Voltada para produtores que buscam alta performance, a Série T CVT combina transmissão contínua variável com potências entre 195 cv e 250 cv. Quando utilizada com a plantadeira Valtra Momentum, entrega robustez, precisão e rendimento elevado. A tecnologia CVT garante aumento de até 30% na eficiência das operações e economia de até 25% no consumo de combustível. A linha também é indicada para a cultura de cana-de-açúcar, que demanda máquinas resistentes e potentes.

Série S6: novo sucesso da marca e destaque da Agrishow 2025

Apresentada como principal atração da Agrishow 2025, a Série S6 já se tornou um dos modelos mais desejados da marca. Fabricada na Finlândia, a linha traz alto desempenho para operações pesadas, com foco em culturas como grãos e sucroenergética. Com três modelos — S346, S376 e S416 — a série oferece potências de até 425 cv e torque de até 1.750 Nm, reunindo tecnologia inteligente, design eficiente e conforto operacional.
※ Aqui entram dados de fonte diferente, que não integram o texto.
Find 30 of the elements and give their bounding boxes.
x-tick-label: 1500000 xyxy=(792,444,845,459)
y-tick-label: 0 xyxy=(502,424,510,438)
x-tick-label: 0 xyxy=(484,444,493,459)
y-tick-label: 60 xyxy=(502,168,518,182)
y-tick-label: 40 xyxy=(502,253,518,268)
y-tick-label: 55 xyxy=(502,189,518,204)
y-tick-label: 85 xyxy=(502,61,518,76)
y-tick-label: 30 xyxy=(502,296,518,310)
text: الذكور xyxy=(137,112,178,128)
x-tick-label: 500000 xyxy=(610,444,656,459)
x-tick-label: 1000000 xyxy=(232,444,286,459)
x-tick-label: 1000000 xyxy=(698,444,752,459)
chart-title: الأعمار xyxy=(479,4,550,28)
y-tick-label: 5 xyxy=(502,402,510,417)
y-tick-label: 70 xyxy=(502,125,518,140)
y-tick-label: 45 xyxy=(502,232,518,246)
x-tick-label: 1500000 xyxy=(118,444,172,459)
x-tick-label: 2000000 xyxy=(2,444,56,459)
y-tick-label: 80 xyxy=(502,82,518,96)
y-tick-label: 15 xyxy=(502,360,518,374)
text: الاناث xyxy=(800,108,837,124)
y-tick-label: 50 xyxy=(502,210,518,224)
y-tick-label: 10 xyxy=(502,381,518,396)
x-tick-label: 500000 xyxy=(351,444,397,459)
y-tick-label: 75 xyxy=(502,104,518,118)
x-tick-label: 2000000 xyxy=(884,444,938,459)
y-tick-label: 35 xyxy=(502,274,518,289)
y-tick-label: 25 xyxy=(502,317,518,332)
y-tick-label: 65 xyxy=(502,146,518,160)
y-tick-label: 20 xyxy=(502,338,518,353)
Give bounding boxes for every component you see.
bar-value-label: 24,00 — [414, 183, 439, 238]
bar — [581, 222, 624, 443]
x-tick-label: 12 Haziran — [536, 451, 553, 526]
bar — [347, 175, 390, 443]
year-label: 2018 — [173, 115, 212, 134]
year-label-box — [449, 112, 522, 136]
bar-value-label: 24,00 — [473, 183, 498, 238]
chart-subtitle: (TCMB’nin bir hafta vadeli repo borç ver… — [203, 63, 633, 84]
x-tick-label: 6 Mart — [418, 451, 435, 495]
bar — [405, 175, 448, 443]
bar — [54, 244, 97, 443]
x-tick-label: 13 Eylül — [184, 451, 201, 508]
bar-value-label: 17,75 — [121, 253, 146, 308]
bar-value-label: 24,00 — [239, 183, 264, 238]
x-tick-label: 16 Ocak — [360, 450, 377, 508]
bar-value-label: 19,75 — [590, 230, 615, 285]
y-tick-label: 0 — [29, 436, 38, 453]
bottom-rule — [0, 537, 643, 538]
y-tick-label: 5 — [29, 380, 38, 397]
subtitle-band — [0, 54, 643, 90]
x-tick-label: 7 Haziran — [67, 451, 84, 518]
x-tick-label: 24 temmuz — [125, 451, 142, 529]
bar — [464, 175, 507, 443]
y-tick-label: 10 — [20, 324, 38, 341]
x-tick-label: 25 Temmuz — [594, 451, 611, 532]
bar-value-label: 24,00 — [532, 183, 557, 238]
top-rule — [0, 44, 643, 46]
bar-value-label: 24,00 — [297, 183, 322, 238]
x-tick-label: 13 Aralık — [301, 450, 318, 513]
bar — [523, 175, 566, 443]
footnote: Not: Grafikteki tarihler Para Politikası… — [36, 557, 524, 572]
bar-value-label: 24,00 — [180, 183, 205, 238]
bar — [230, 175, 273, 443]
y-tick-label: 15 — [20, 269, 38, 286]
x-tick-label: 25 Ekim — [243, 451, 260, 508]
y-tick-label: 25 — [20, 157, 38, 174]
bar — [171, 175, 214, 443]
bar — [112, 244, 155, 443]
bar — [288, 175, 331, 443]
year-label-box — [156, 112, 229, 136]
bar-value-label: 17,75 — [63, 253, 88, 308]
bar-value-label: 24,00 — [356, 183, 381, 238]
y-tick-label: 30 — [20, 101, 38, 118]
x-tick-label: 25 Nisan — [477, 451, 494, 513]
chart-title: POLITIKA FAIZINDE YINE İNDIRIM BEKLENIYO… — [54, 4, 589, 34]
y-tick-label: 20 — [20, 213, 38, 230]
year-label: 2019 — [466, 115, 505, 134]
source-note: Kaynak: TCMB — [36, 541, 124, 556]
Linha BM: tradição de 25 anos com alto índice de satisfação

A linha BM é referência entre os agricultores pela confiabilidade e baixo custo operacional. Com motores AGCO Power de 4 cilindros e transmissão Multitorque, proporciona até 15% de economia de combustível. Os modelos BM115 e BM135, com até 135 cv, são versáteis e ideais para diversas atividades no campo. A série oferece versões com cabine ou plataforma, priorizando o bem-estar do operador.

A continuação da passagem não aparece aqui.